Deconstruction's philosopher dies

L. Bird pkeets at
Sat Oct 9 12:40:40 CDT 2004

Maybe not quite the same as autodestruction, but related.

PARIS (AFP) - Jacques Derrida, one of France's best-known philosophers and 
the founder of the deconstructionist school, has died of cancer at the age 
of 74, his entourage said.

He had been diagnosed with cancer of the pancreas in 2003.

Derrida's prolific writings, criticised by some as obscure and nihilist, 
argue that in literature -- but also in fields such as art, music, 
architecture -- there are multiple meanings not necessarily intended or even 
understood by the creator of the work.

"To 'deconstruct' is to take an idea, institution or value and understand 
its mechanisms by removing the cement that makes it up," one critic has 

Born in Algeria in 1930 Derrida went to France's celebrated Ecole Normale 
Superieur in 1952, then became an assistant professor at Harvard in the 
United States and the Sorbonne in Paris.

Throughout his life he taught both in France and in the United States.
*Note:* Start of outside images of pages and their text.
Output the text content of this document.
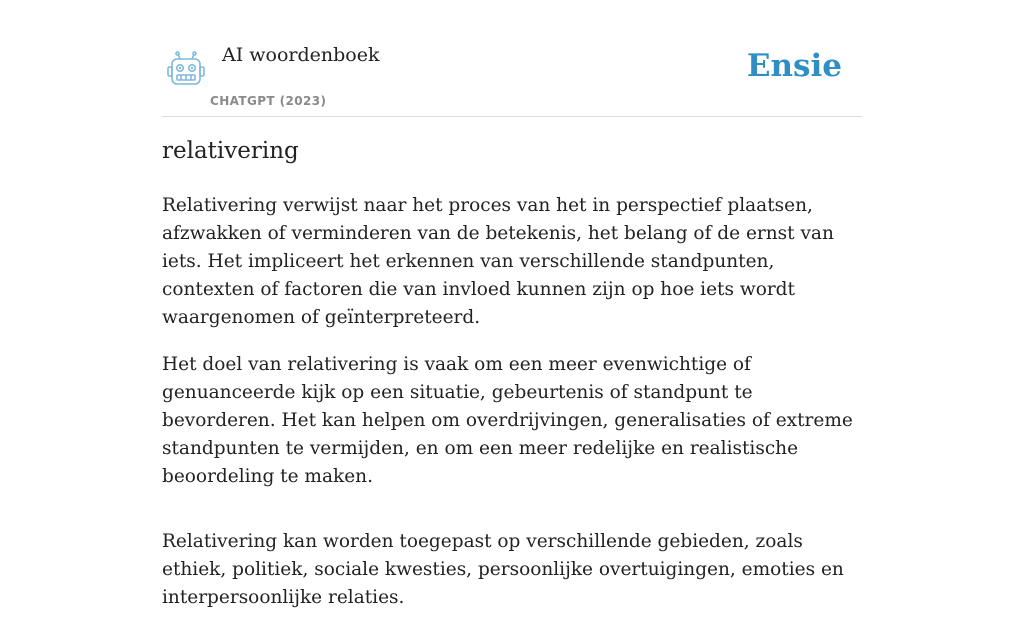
AI woordenboek
CHATGPT (2023)
Ensie
relativering

Relativering verwijst naar het proces van het in perspectief plaatsen, afzwakken of verminderen van de betekenis, het belang of de ernst van iets. Het impliceert het erkennen van verschillende standpunten, contexten of factoren die van invloed kunnen zijn op hoe iets wordt waargenomen of geïnterpreteerd.

Het doel van relativering is vaak om een meer evenwichtige of genuanceerde kijk op een situatie, gebeurtenis of standpunt te bevorderen. Het kan helpen om overdrijvingen, generalisaties of extreme standpunten te vermijden, en om een meer redelijke en realistische beoordeling te maken.

Relativering kan worden toegepast op verschillende gebieden, zoals ethiek, politiek, sociale kwesties, persoonlijke overtuigingen, emoties en interpersoonlijke relaties.
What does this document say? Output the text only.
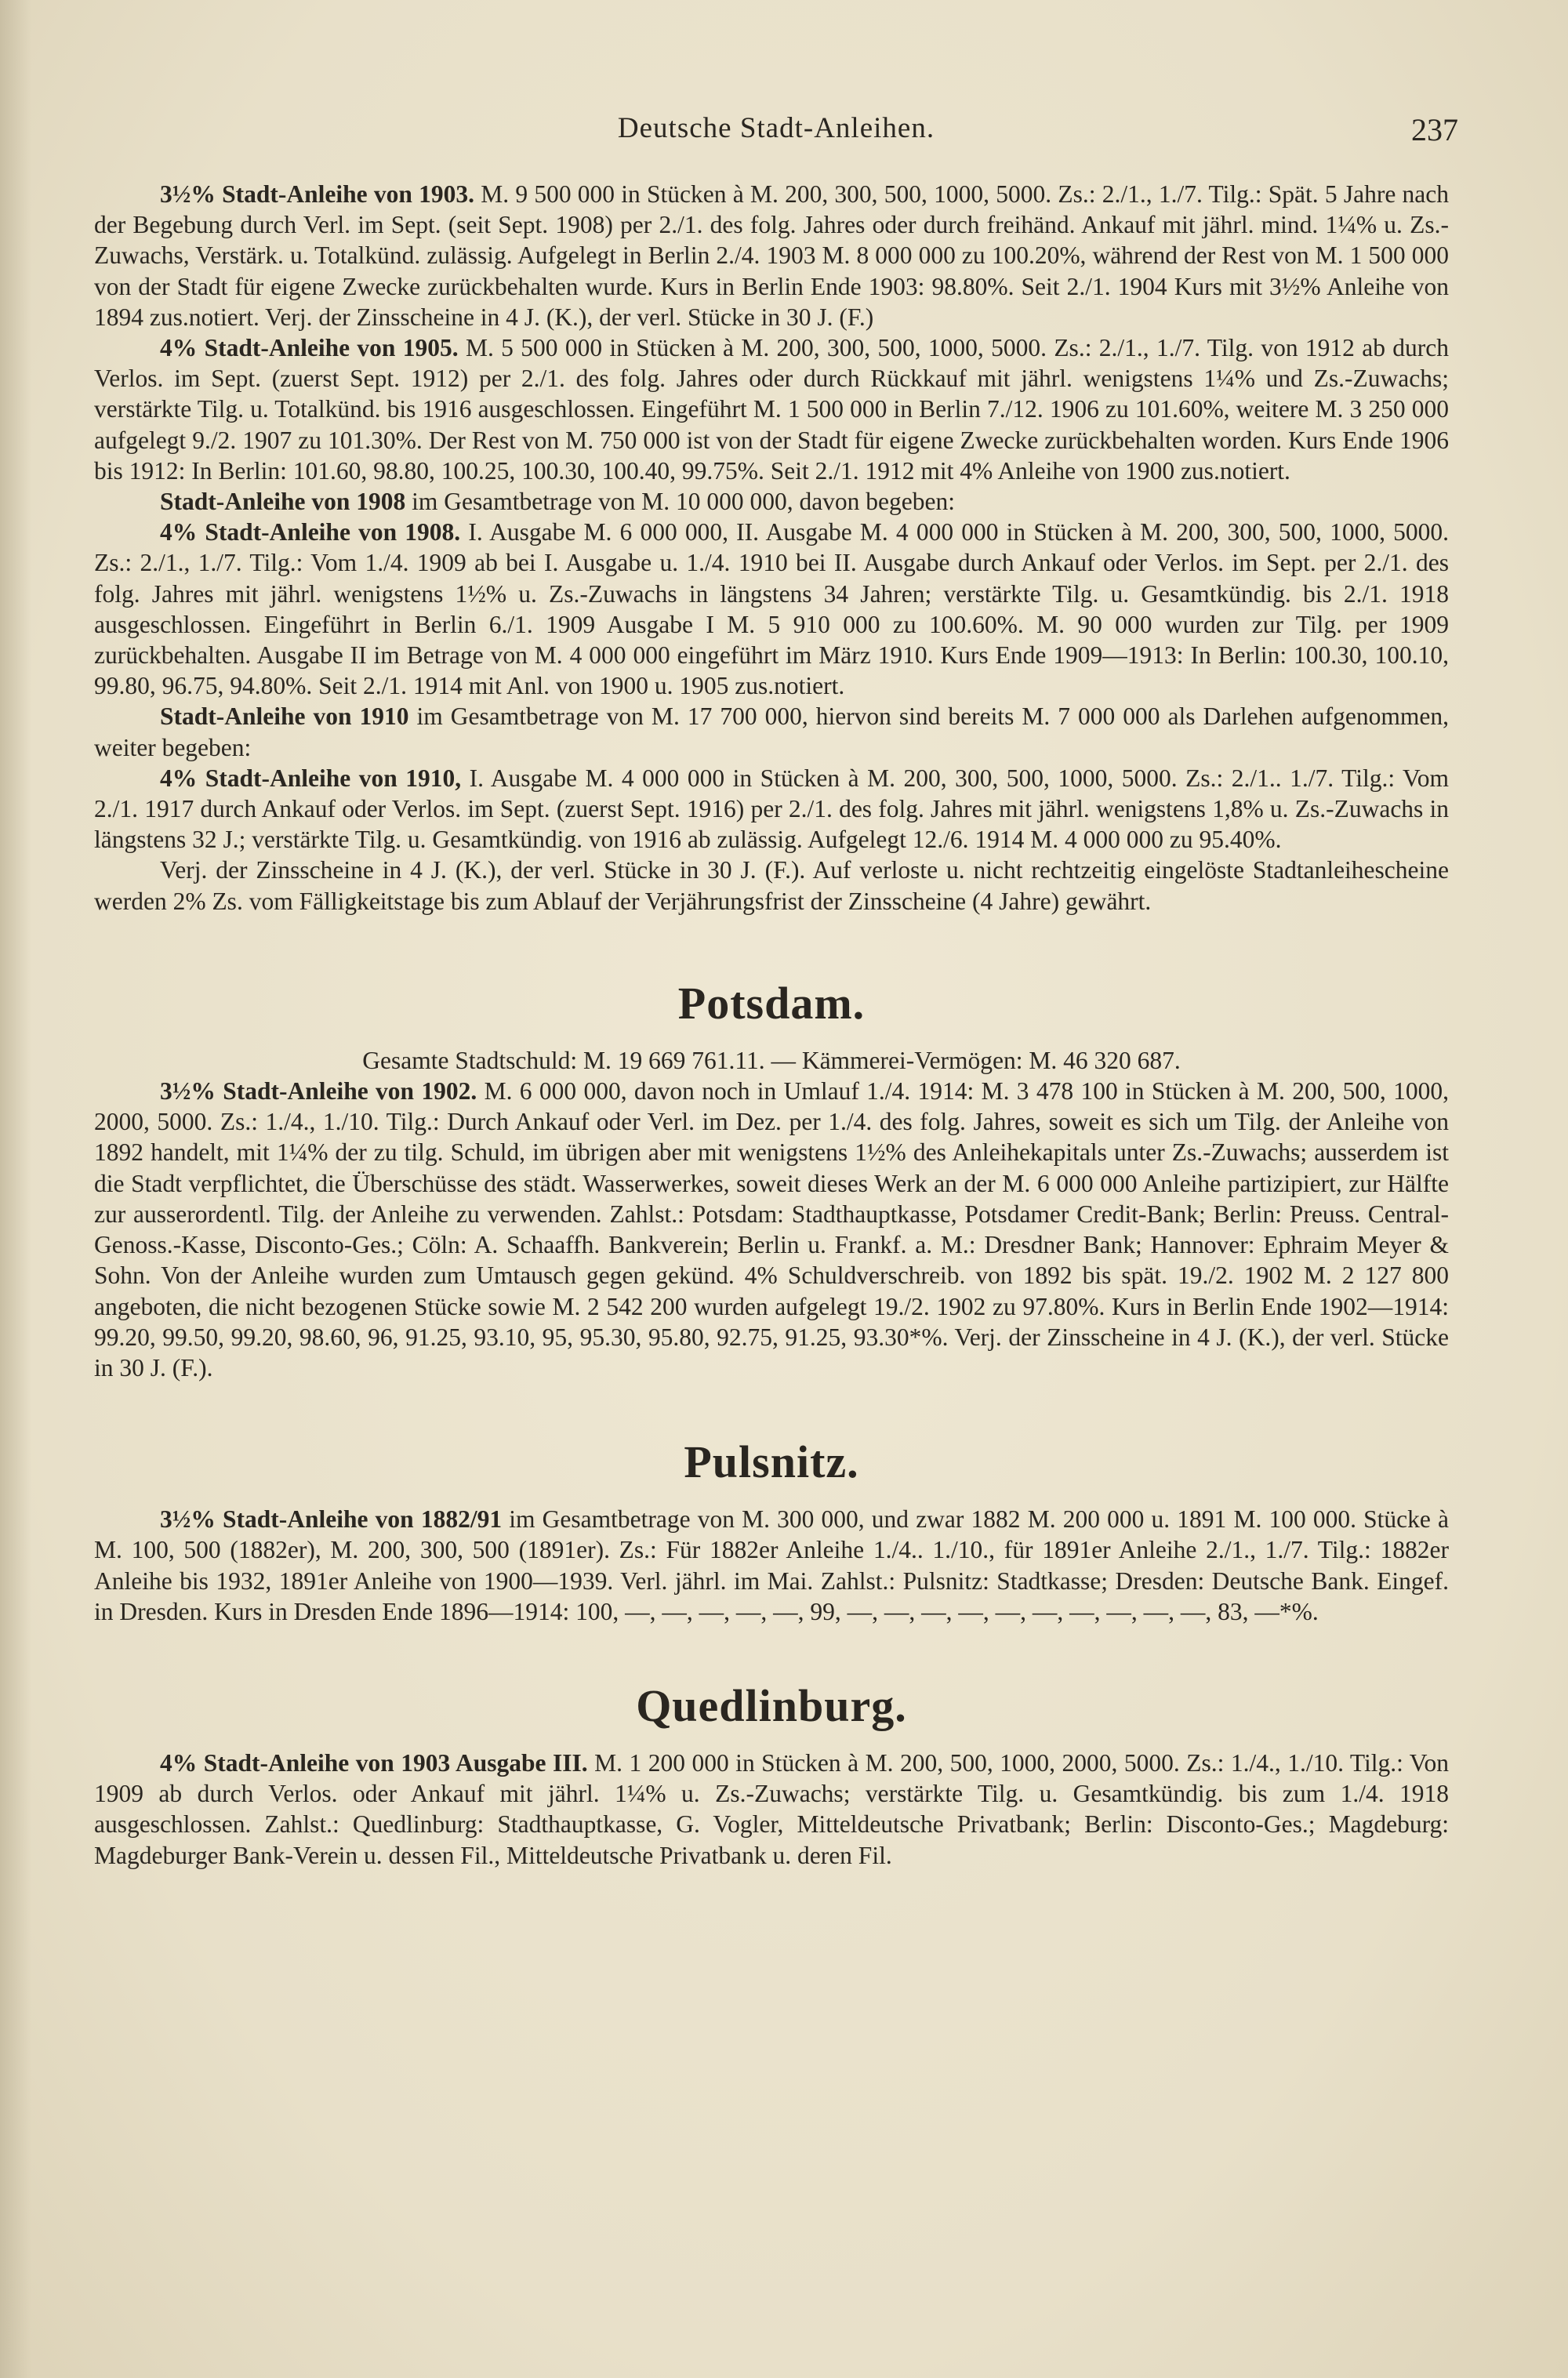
Deutsche Stadt-Anleihen.	237

3½% Stadt-Anleihe von 1903. M. 9 500 000 in Stücken à M. 200, 300, 500, 1000, 5000. Zs.: 2./1., 1./7. Tilg.: Spät. 5 Jahre nach der Begebung durch Verl. im Sept. (seit Sept. 1908) per 2./1. des folg. Jahres oder durch freihänd. Ankauf mit jährl. mind. 1¼% u. Zs.-Zuwachs, Verstärk. u. Totalkünd. zulässig. Aufgelegt in Berlin 2./4. 1903 M. 8 000 000 zu 100.20%, während der Rest von M. 1 500 000 von der Stadt für eigene Zwecke zurückbehalten wurde. Kurs in Berlin Ende 1903: 98.80%. Seit 2./1. 1904 Kurs mit 3½% Anleihe von 1894 zus.notiert. Verj. der Zinsscheine in 4 J. (K.), der verl. Stücke in 30 J. (F.)

4% Stadt-Anleihe von 1905. M. 5 500 000 in Stücken à M. 200, 300, 500, 1000, 5000. Zs.: 2./1., 1./7. Tilg. von 1912 ab durch Verlos. im Sept. (zuerst Sept. 1912) per 2./1. des folg. Jahres oder durch Rückkauf mit jährl. wenigstens 1¼% und Zs.-Zuwachs; verstärkte Tilg. u. Totalkünd. bis 1916 ausgeschlossen. Eingeführt M. 1 500 000 in Berlin 7./12. 1906 zu 101.60%, weitere M. 3 250 000 aufgelegt 9./2. 1907 zu 101.30%. Der Rest von M. 750 000 ist von der Stadt für eigene Zwecke zurückbehalten worden. Kurs Ende 1906 bis 1912: In Berlin: 101.60, 98.80, 100.25, 100.30, 100.40, 99.75%. Seit 2./1. 1912 mit 4% Anleihe von 1900 zus.notiert.

Stadt-Anleihe von 1908 im Gesamtbetrage von M. 10 000 000, davon begeben:

4% Stadt-Anleihe von 1908. I. Ausgabe M. 6 000 000, II. Ausgabe M. 4 000 000 in Stücken à M. 200, 300, 500, 1000, 5000. Zs.: 2./1., 1./7. Tilg.: Vom 1./4. 1909 ab bei I. Ausgabe u. 1./4. 1910 bei II. Ausgabe durch Ankauf oder Verlos. im Sept. per 2./1. des folg. Jahres mit jährl. wenigstens 1½% u. Zs.-Zuwachs in längstens 34 Jahren; verstärkte Tilg. u. Gesamtkündig. bis 2./1. 1918 ausgeschlossen. Eingeführt in Berlin 6./1. 1909 Ausgabe I M. 5 910 000 zu 100.60%. M. 90 000 wurden zur Tilg. per 1909 zurückbehalten. Ausgabe II im Betrage von M. 4 000 000 eingeführt im März 1910. Kurs Ende 1909—1913: In Berlin: 100.30, 100.10, 99.80, 96.75, 94.80%. Seit 2./1. 1914 mit Anl. von 1900 u. 1905 zus.notiert.

Stadt-Anleihe von 1910 im Gesamtbetrage von M. 17 700 000, hiervon sind bereits M. 7 000 000 als Darlehen aufgenommen, weiter begeben:

4% Stadt-Anleihe von 1910, I. Ausgabe M. 4 000 000 in Stücken à M. 200, 300, 500, 1000, 5000. Zs.: 2./1.. 1./7. Tilg.: Vom 2./1. 1917 durch Ankauf oder Verlos. im Sept. (zuerst Sept. 1916) per 2./1. des folg. Jahres mit jährl. wenigstens 1,8% u. Zs.-Zuwachs in längstens 32 J.; verstärkte Tilg. u. Gesamtkündig. von 1916 ab zulässig. Aufgelegt 12./6. 1914 M. 4 000 000 zu 95.40%.

Verj. der Zinsscheine in 4 J. (K.), der verl. Stücke in 30 J. (F.). Auf verloste u. nicht rechtzeitig eingelöste Stadtanleihescheine werden 2% Zs. vom Fälligkeitstage bis zum Ablauf der Verjährungsfrist der Zinsscheine (4 Jahre) gewährt.

Potsdam.

Gesamte Stadtschuld: M. 19 669 761.11. — Kämmerei-Vermögen: M. 46 320 687.

3½% Stadt-Anleihe von 1902. M. 6 000 000, davon noch in Umlauf 1./4. 1914: M. 3 478 100 in Stücken à M. 200, 500, 1000, 2000, 5000. Zs.: 1./4., 1./10. Tilg.: Durch Ankauf oder Verl. im Dez. per 1./4. des folg. Jahres, soweit es sich um Tilg. der Anleihe von 1892 handelt, mit 1¼% der zu tilg. Schuld, im übrigen aber mit wenigstens 1½% des Anleihekapitals unter Zs.-Zuwachs; ausserdem ist die Stadt verpflichtet, die Überschüsse des städt. Wasserwerkes, soweit dieses Werk an der M. 6 000 000 Anleihe partizipiert, zur Hälfte zur ausserordentl. Tilg. der Anleihe zu verwenden. Zahlst.: Potsdam: Stadthauptkasse, Potsdamer Credit-Bank; Berlin: Preuss. Central-Genoss.-Kasse, Disconto-Ges.; Cöln: A. Schaaffh. Bankverein; Berlin u. Frankf. a. M.: Dresdner Bank; Hannover: Ephraim Meyer & Sohn. Von der Anleihe wurden zum Umtausch gegen gekünd. 4% Schuldverschreib. von 1892 bis spät. 19./2. 1902 M. 2 127 800 angeboten, die nicht bezogenen Stücke sowie M. 2 542 200 wurden aufgelegt 19./2. 1902 zu 97.80%. Kurs in Berlin Ende 1902—1914: 99.20, 99.50, 99.20, 98.60, 96, 91.25, 93.10, 95, 95.30, 95.80, 92.75, 91.25, 93.30*%. Verj. der Zinsscheine in 4 J. (K.), der verl. Stücke in 30 J. (F.).

Pulsnitz.

3½% Stadt-Anleihe von 1882/91 im Gesamtbetrage von M. 300 000, und zwar 1882 M. 200 000 u. 1891 M. 100 000. Stücke à M. 100, 500 (1882er), M. 200, 300, 500 (1891er). Zs.: Für 1882er Anleihe 1./4.. 1./10., für 1891er Anleihe 2./1., 1./7. Tilg.: 1882er Anleihe bis 1932, 1891er Anleihe von 1900—1939. Verl. jährl. im Mai. Zahlst.: Pulsnitz: Stadtkasse; Dresden: Deutsche Bank. Eingef. in Dresden. Kurs in Dresden Ende 1896—1914: 100, —, —, —, —, —, 99, —, —, —, —, —, —, —, —, —, —, 83, —*%.

Quedlinburg.

4% Stadt-Anleihe von 1903 Ausgabe III. M. 1 200 000 in Stücken à M. 200, 500, 1000, 2000, 5000. Zs.: 1./4., 1./10. Tilg.: Von 1909 ab durch Verlos. oder Ankauf mit jährl. 1¼% u. Zs.-Zuwachs; verstärkte Tilg. u. Gesamtkündig. bis zum 1./4. 1918 ausgeschlossen. Zahlst.: Quedlinburg: Stadthauptkasse, G. Vogler, Mitteldeutsche Privatbank; Berlin: Disconto-Ges.; Magdeburg: Magdeburger Bank-Verein u. dessen Fil., Mitteldeutsche Privatbank u. deren Fil.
Among the influences on his thought were the German philosopher Martin 
Heidegger and the psychoanalyst Sigmund Freud.

"(Deconstruction) is in the first instance a philosophical theory and a 
theory directed towards the (re)reading of philosophical writings," 
according to John Lye of Brock University in Ontario, Canada.

"Its impact on literature... is based in part on the fact that 
deconstruction sees all writing as a complex historical, cultural process 
rooted in the relations of texts to each other and in the institutions and 
conventions of writing," said Brock.

Deconstructivism is also known for the "intensity of its sense that human 
knowledge is not as controllable or as cogent as Western thought would have 
it and that language operates in subtle and often contradictory ways, so 
that certainty will always elude us."

Derrida was not always appreciated by fellow academics. When Britain's 
Cambridge University planned to award him an honorary degree in 1992 many 
staff protested and his writings were denounced as "absurd doctrines that 
deny the distinction between reality and fiction."

In the end his degree was approved by 336 votes to 204.

In 1981 the Czech authorities put him in prison for several days because of 
his public backing for the intellectuals who had published Charter 77, 
calling for greater freedom.

Married to a psychoanalyst, he was a grandfather. He had a child with 
Sylviane Agacinski, now married to former socialist leader Lionel Jospin, of 
whom he was a political ally during the 1995 presidential election.